Last month, a poll of Museum Journal readers found there is a near unanimous belief that the government should be doing more to boost fundraising capability across the UK.

Arts & Business says it is working with ministers to identify weak spots across the country and to help arts bodies to adopt fundraising strategies that have proven successful elsewhere.

Encouragingly for the museum sector, the arts council has committed £750,000 to the V&A Purchase Grant Fund for 2012-13, reversing the previous year’s £150,000 cut. The scheme offers match-funding for acquisitions, and has been cited by regional institutions as a crucial tool for drumming up local fundraising support.
Last year the DCMS and ACE facilitated a series of regional training seminars, to equip smaller cultural bodies with better fundraising skills.

At the sessions, attendees offered an insight into the obstacles they face in trying to boost local philanthropy. Some outlined how, in organisations with less staff capacity, the costs in time and resources that it takes to build a strong fundraising network were daunting when set against their present financial situation.

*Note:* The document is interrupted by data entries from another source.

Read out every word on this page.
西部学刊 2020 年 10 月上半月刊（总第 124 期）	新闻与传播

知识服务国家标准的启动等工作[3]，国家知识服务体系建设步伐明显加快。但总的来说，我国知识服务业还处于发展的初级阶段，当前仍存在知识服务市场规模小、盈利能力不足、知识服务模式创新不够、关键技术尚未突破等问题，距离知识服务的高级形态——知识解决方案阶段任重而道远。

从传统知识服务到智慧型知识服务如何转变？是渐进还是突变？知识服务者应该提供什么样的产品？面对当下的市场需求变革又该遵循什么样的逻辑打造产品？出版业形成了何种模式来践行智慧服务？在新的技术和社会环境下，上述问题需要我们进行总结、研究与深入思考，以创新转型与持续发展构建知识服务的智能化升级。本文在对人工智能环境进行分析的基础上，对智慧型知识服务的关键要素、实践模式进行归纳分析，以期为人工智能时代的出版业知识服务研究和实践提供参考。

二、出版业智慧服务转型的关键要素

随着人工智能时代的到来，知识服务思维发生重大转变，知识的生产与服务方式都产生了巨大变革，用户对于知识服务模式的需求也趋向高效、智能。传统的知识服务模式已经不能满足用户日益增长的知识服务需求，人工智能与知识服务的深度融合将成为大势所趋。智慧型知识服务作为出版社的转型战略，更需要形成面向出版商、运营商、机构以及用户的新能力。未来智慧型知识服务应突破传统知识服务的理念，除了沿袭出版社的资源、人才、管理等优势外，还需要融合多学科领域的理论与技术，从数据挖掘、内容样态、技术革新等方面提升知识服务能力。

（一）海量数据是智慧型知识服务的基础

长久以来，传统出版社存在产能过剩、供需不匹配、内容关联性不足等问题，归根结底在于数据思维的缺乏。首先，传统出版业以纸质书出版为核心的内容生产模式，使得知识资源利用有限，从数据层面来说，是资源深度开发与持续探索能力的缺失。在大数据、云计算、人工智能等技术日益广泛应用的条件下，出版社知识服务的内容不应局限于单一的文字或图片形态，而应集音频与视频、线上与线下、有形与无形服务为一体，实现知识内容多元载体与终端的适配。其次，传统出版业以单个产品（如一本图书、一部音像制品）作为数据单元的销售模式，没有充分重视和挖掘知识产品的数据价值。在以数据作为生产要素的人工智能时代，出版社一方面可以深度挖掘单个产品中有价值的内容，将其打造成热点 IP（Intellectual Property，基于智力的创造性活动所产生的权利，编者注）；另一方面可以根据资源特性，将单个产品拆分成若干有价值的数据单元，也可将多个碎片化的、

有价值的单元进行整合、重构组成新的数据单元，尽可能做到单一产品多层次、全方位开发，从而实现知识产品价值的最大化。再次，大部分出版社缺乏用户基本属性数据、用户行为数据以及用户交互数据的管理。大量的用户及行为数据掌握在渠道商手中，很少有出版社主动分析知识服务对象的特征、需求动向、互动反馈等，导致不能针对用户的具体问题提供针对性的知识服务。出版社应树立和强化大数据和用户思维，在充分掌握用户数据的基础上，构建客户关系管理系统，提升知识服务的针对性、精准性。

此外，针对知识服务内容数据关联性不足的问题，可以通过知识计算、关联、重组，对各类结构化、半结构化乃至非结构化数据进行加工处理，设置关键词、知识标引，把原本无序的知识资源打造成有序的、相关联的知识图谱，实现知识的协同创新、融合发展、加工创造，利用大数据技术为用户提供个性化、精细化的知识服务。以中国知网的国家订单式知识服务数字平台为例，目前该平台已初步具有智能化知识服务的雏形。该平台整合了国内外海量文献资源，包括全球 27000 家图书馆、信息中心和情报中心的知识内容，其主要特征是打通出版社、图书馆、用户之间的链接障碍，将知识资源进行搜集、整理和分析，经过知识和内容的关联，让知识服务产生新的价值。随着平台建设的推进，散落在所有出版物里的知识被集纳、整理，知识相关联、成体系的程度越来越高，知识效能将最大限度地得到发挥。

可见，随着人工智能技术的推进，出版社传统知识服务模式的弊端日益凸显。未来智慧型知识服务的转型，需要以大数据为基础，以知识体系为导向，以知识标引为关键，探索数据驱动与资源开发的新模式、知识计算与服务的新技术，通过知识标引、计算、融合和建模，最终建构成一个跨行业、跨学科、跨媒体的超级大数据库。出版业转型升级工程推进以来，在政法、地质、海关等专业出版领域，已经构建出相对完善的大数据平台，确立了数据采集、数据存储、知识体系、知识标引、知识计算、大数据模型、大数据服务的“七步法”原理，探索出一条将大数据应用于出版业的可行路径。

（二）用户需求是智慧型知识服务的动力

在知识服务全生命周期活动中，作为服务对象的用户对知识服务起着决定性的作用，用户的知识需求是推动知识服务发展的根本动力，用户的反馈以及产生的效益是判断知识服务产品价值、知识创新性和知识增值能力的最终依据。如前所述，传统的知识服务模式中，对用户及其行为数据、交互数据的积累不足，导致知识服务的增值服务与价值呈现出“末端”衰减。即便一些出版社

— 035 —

Others said they found it difficult to convince people and businesses that “art is a charity”. Concerns were also raised that donors might seek to make agenda-driven endowments.

The mixed results of the Arts & Business report underline the fact that philanthropy can be a fickle source of income.

Though measures to boost charitable giving are welcome, it is clear that Hunt’s ideal of a US-style model of arts philanthropy remains a long way off and will do little to alleviate the current austerity programme.


We originally stated that Lord Sainsbury had donated £25m towards a new wing at the British Museum. In fact, this sum came from two of the Sainsbury family's charitable trusts, the Linbury Trust and the Monument Trust. This has been amended.